Type : petits esprits des bois du groupe des gens sauvages
Origine : légende populaire allemande, surtout des massifs montagneux d’Allemagne centrale et orientale
Textes : recueils de légendes du XVIe au XIXe siècle (Grimm, Bechstein, Mannhardt)
Période : masse principale des recueils au XIXe siècle
Apparence : silhouettes de petite taille, au visage âgé, vêtues de mousse et d’écorce
Les recueils de légendes s’étendent du XVIe au XIXe siècle, avec la masse principale au XIXe siècle ; les légendes des Moosleute se sont transmises oralement jusqu’au début du XXe siècle, notamment dans le Vogtland supérieur.
Thuringe, Saxe, Vogtland, Fichtelgebirge, Franconie, Haut-Palatinat, forêt de Bohême et monts des Géants : les massifs montagneux d’Allemagne centrale et orientale.
Légendes populaires et recueils folkloriques : les frères Grimm, Bechstein, Mannhardt ainsi que l’article Waldgeister du Handwörterbuch des deutschen Aberglaubens.
Allemand : Moosleute, avec les noms régionaux Moosweibchen et Holzleute. Ces noms désignent le même groupe de petits êtres des bois, entre le nain et l’esprit de la nature ; dans les légendes saxo-bohémiennes, la Buschgroßmutter dirige les Moosleute et les Holzleute. En certains endroits, ces êtres ont été interprétés dans un sens chrétien comme des âmes pauvres attendant leur délivrance.
Apparence
Les Moosleute sont décrits comme de petite taille, à peu près celle d’un enfant, avec des visages de vieillards, une peau grise ou couleur d’écorce et des vêtements de mousse, d’écorce et de feuillage ; ils portent souvent des fagots de brindilles ou des herbes.

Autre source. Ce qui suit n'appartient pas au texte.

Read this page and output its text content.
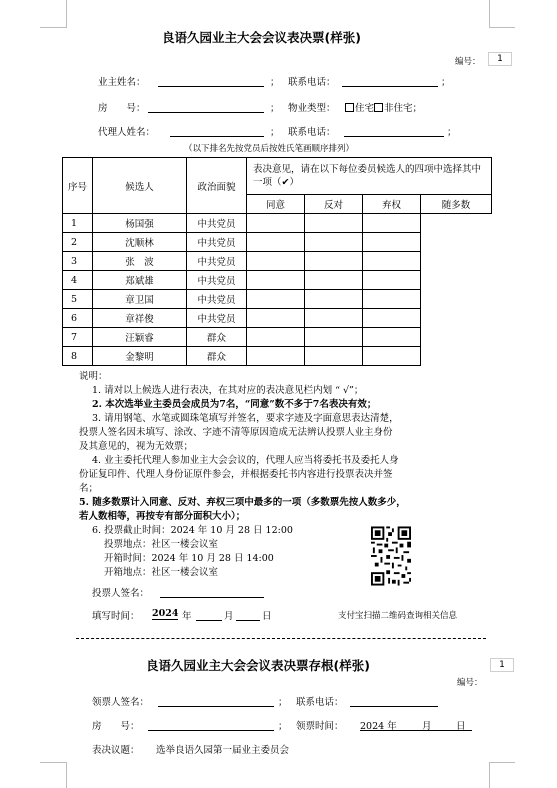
良语久园业主大会会议表决票(样张)
编号：	1
业主姓名：	； 联系电话：	；
房　　号：	； 物业类型：	住宅 非住宅；
代理人姓名：	； 联系电话：	；
（以下排名先按党员后按姓氏笔画顺序排列）
序号	候选人	政治面貌	表决意见，请在以下每位委员候选人的四项中选择其中一项（✔）			
			同意	反对	弃权	随多数
1	杨国强	中共党员				
2	沈顺林	中共党员				
3	张　波	中共党员				
4	郑斌雄	中共党员				
5	章卫国	中共党员				
6	章祥俊	中共党员				
7	汪颖睿	群众				
8	金黎明	群众				
说明：
1. 请对以上候选人进行表决，在其对应的表决意见栏内划 “ √”；
2. 本次选举业主委员会成员为7名，“同意”数不多于7名表决有效；
3. 请用钢笔、水笔或圆珠笔填写并签名，要求字迹及字面意思表达清楚，
投票人签名因未填写、涂改、字迹不清等原因造成无法辨认投票人业主身份
及其意见的，视为无效票；
4. 业主委托代理人参加业主大会会议的，代理人应当将委托书及委托人身
份证复印件、代理人身份证原件参会，并根据委托书内容进行投票表决并签
名；
5. 随多数票计入同意、反对、弃权三项中最多的一项（多数票先按人数多少，
若人数相等，再按专有部分面积大小）；
6. 投票截止时间：2024 年 10 月 28 日 12:00
投票地点：社区一楼会议室
开箱时间：2024 年 10 月 28 日 14:00
开箱地点：社区一楼会议室
投票人签名：
填写时间： 2024 年	月	日	支付宝扫描二维码查询相关信息
良语久园业主大会会议表决票存根(样张)	1
编号：
领票人签名：	； 联系电话：
房　　号：	； 领票时间： 2024 年	月	日
表决议题： 选举良语久园第一届业主委员会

Leur apparence se confond avec la forêt elle-même : qui ne regarde pas attentivement les prend pour des souches ou des pierres moussues. La mousse symbolise l’âge, l’usure et le côté silencieux de la forêt.
Action
Les légendes dépeignent les Moosleute comme des voisins serviables : ils emprûntent des ustensiles ménagers, demandent du pain ou du lait, indiquent des plantes médicinales, conseillent en cas de maladie chez l’homme ou le bétail, et aident spontanément à la récolte. Ils récompensent généreusement les offrandes ; dans certains récits, des copeaux de bois ou du feuillage offerts se transforment en or. Ils réagissent sensiblement à l’offense : qui leur cuit un pain au cumin perd leur bienveillance, comme le rappelle le cri « Kümmelbrot, unser Tod ! » (« Pain au cumin, notre mort ! »). Ils causent rarement du tort de leur propre initiative.
Les aspects essentiels de ces petits esprits des bois en un coup d’œil.
Gens sauvages de la tradition allemande, traités par Jacob Grimm parmi les elfes et les nains, avec une nette prédominance de représentantes féminines.
Bûcherons, paysans et aides à la moisson : les Moosleute partagent leur univers de vie et aident lors de la récolte, de la maladie et de la cueillette des herbes.
Silhouettes de taille enfantine, au visage âgé, à la peau grise ou couleur d’écorce, vêtues de mousse, d’écorce et de feuillage, à peine distinguables de la forêt.
Conseils et bienveillance pour les bons voisins ; leur retrait après une offense est vécu comme un malheur. Pendant les nuits de tempête, ils sont eux-mêmes pourchassés par la Chasse sauvage.
Trois croix dans la souche de l’arbre en guise de refuge, un pain supplémentaire lors de la cuisson à la maison, et les interdits de la formule : ne pas écorcer d’arbre, ne pas raconter de rêve, ne pas mettre de cumin dans le pain.
Le Holzfräulein est la figure isolée du Haut-Palatinat relevant du même type ; à la différence du seigneurial Leshy, les Moosleute sont petits, pauvres et eux-mêmes menacés.
Les Moosleute font partie des « wilde Leute » (gens sauvages) de la tradition allemande, un groupe de petits êtres des bois entre le nain et l’esprit de la nature. Jacob Grimm traite des Holzleute et des Moosleute dans la Deutsche Mythologie, aux côtés des elfes et des nains, et souligne leur lien avec l’arbre et la forêt. Les Deutsche Sagen des frères Grimm conservent, sous le numéro 48, le récit Der wilde Jäger jagt die Moosleute, originaire de la région de Saalfeld, qui fixe le motif central de la poursuite.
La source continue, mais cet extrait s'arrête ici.